0:00

In this figure, we're going to get a geometrical understanding of what happens

when a perceptron learns. To do this, we have to think in terms of a

weight space. It's a high dimensional space in which

each point corresponds to a particular setting for all the weights.

In this phase, we can represent the training cases as planes and learning

consists of trying to get the weight vector on the right side of all the

training planes. For non-mathematicians, this may be

tougher than previous material. You may have to spend quite a long time

studying the next two parts. In particular, if you're not used to

thinking about hyperplanes and high dimensional spaces, you're going to have

to learn that. To deal with hyperplanes in a

14-dimensional space, for example, what you do is you visualize a 3-dimensional

space and you say, fourteen to yourself very loudly.

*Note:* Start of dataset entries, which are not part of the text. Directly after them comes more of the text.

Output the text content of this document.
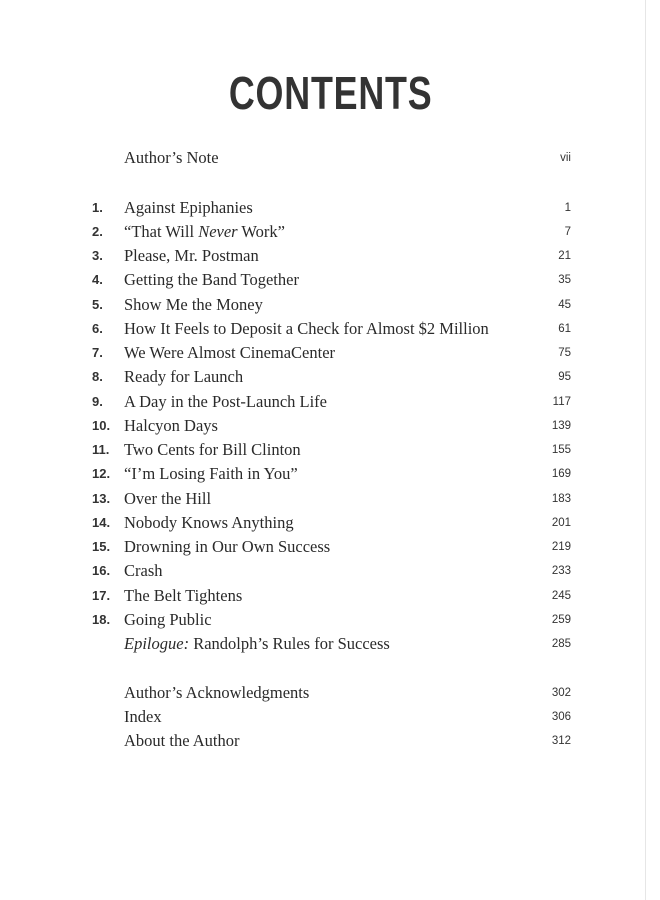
CONTENTS
Author’s Note	vii
1.	Against Epiphanies	1
2.	“That Will Never Work”	7
3.	Please, Mr. Postman	21
4.	Getting the Band Together	35
5.	Show Me the Money	45
6.	How It Feels to Deposit a Check for Almost $2 Million	61
7.	We Were Almost CinemaCenter	75
8.	Ready for Launch	95
9.	A Day in the Post-Launch Life	117
10. Halcyon Days	139
11. Two Cents for Bill Clinton	155
12. “I’m Losing Faith in You”	169
13. Over the Hill	183
14. Nobody Knows Anything	201
15. Drowning in Our Own Success	219
16. Crash	233
17. The Belt Tightens	245
18. Going Public	259
Epilogue: Randolph’s Rules for Success	285
Author’s Acknowledgments	302
Index	306
About the Author	312
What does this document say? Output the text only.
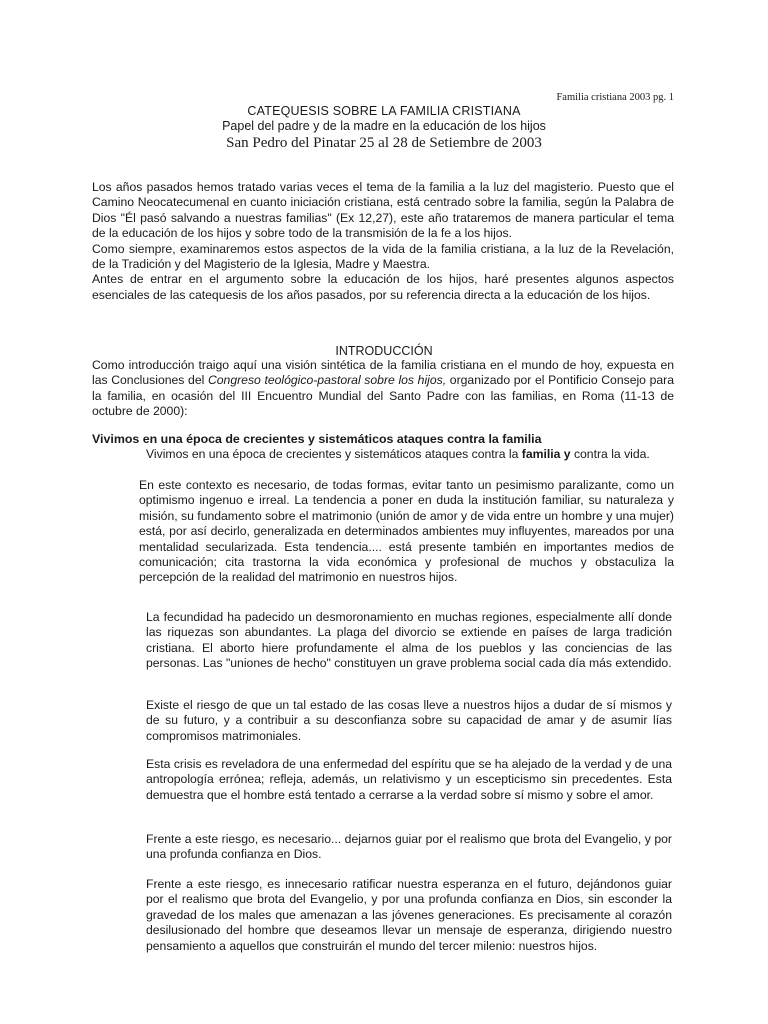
Familia cristiana 2003 pg. 1
CATEQUESIS SOBRE LA FAMILIA CRISTIANA
Papel del padre y de la madre en la educación de los hijos
San Pedro del Pinatar 25 al 28 de Setiembre de 2003

Los años pasados hemos tratado varias veces el tema de la familia a la luz del magisterio. Puesto que el Camino Neocatecumenal en cuanto iniciación cristiana, está centrado sobre la familia, según la Palabra de Dios "Él pasó salvando a nuestras familias" (Ex 12,27), este año trataremos de manera particular el tema de la educación de los hijos y sobre todo de la transmisión de la fe a los hijos.
Como siempre, examinaremos estos aspectos de la vida de la familia cristiana, a la luz de la Revelación, de la Tradición y del Magisterio de la Iglesia, Madre y Maestra.
Antes de entrar en el argumento sobre la educación de los hijos, haré presentes algunos aspectos esenciales de las catequesis de los años pasados, por su referencia directa a la educación de los hijos.

INTRODUCCIÓN

Como introducción traigo aquí una visión sintética de la familia cristiana en el mundo de hoy, expuesta en las Conclusiones del Congreso teológico-pastoral sobre los hijos, organizado por el Pontificio Consejo para la familia, en ocasión del III Encuentro Mundial del Santo Padre con las familias, en Roma (11-13 de octubre de 2000):

Vivimos en una época de crecientes y sistemáticos ataques contra la familia

Vivimos en una época de crecientes y sistemáticos ataques contra la familia y contra la vida.

En este contexto es necesario, de todas formas, evitar tanto un pesimismo paralizante, como un optimismo ingenuo e irreal. La tendencia a poner en duda la institución familiar, su naturaleza y misión, su fundamento sobre el matrimonio (unión de amor y de vida entre un hombre y una mujer) está, por así decirlo, generalizada en determinados ambientes muy influyentes, mareados por una mentalidad secularizada. Esta tendencia.... está presente también en importantes medios de comunicación; cita trastorna la vida económica y profesional de muchos y obstaculiza la percepción de la realidad del matrimonio en nuestros hijos.

La fecundidad ha padecido un desmoronamiento en muchas regiones, especialmente allí donde las riquezas son abundantes. La plaga del divorcio se extiende en países de larga tradición cristiana. El aborto hiere profundamente el alma de los pueblos y las conciencias de las personas. Las "uniones de hecho" constituyen un grave problema social cada día más extendido.

Existe el riesgo de que un tal estado de las cosas lleve a nuestros hijos a dudar de sí mismos y de su futuro, y a contribuir a su desconfianza sobre su capacidad de amar y de asumir lías compromisos matrimoniales.

Esta crisis es reveladora de una enfermedad del espíritu que se ha alejado de la verdad y de una antropología errónea; refleja, además, un relativismo y un escepticismo sin precedentes. Esta demuestra que el hombre está tentado a cerrarse a la verdad sobre sí mismo y sobre el amor.

Frente a este riesgo, es necesario... dejarnos guiar por el realismo que brota del Evangelio, y por una profunda confianza en Dios.

Frente a este riesgo, es innecesario ratificar nuestra esperanza en el futuro, dejándonos guiar por el realismo que brota del Evangelio, y por una profunda confianza en Dios, sin esconder la gravedad de los males que amenazan a las jóvenes generaciones. Es precisamente al corazón desilusionado del hombre que deseamos llevar un mensaje de esperanza, dirigiendo nuestro pensamiento a aquellos que construirán el mundo del tercer milenio: nuestros hijos.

Everybody does it. But remember, that when you go from

13-dimensional space to a 14-dimensional space, your creating as much extra

complexity as when you go from a 2D space to a 3D space.

14-dimensional space is very big and very complicated.

1:35

Assuming we've eliminated the threshold, we can represent every training case as a

hyperplane through the origin in weight space.

So, points in the space correspond to weight vectors and training cases

correspond to planes. And, for a particular training case, the

weights must lie on one side of that hyperplane, in order to get the answer

correct for that training case. So, let's look at a picture of it so we

can understand what's going on. Here's a picture of white space.

2:35

We're going to consider a training case in which the correct answer is one.

And for that kind of training case, the weight vector needs to be on the correct

side of the hyperplane in order to get the answer right.

It needs to be on the same side of the hyperplane as the direction in which the

training vector points. For any weight vector like the green one,

that's on that side of the hyperplane, the angle with the input vector will be less

than 90 degrees. So, the scaler product of the input vector

with a weight vector will be positive. And since we already got rid of the

threshold, that means the perceptron will give an output of what?

It'll say yes, and so we'll get the right answer.

Conversely, if we have a weight vector like the red one, that's on the wrong side

of the plane, the angle with the input vector will be more than 90 degrees, so

the scalar product of the weight vector and the input vector will be negative, and

we'll get a scalar product that is less than zero so the perceptron will say, no

or zero, and in this case, we'll get the wrong answer.

3:49

So, to summarize, on one side of the plane, all the weight vectors will get the

right answer. And on the other side of the plane, all

the possible weight vectors will get the wrong answer.

Now, let's look at a different training case, in which the correct answers are

zero. So here, we have the weight space again.

We've chosen a different input vector, of this input factor, the right answer is

zero. So again, the input case corresponds to a

plane shown by the black line. And in this case, any weight vectors will

make an angle of less than 90 degrees with the input factor, will give us a positive

scalar product, [unknown] perceptron to say yes or one, and it will get the answer

wrong conversely. And the input vector on the other side of

the plain, will have an angle of greater than 90 degrees.

And they will correctly give the answer of zero.

So, as before, the plane goes through the origin, it's perpendicular to the input

vector, and on one side of the plane, all the weight vectors are bad, and on the

other side, they're all good. Now, let's put those two training cases

together in one picture weight space. Our picture of weight space is getting a

little bit crowded. I've moved the input vector over so we

don't have all the vectors in quite the same place.

And now, you can see that there's a code of possible weight vectors.

And any weight vectors inside that cone, will get the right answer for both

training cases. Of course, there doesn't have to be any

cone like that. It could be there are no weight vectors

that get the right answers for all of the training cases.

But if there are any, they'll lie in a cone.

So, what the learning algorithm needs to do is consider the training cases one at a

time and move the weight vector around in such a way that it eventually lies in this

cone. One thing to notice is that if you get a

good weight factor, that is something that works for all the training cases, it'll

lie on the cone. Ad if you had another one, it'll lie on

the cone. And so, if you take the average of those

two weight vectors, that will also lie on the cone.

That means the problem is convex. The average of two solutions is itself a

solution. And in general in machine learning if you

can get a convex learning problem, that makes life easy.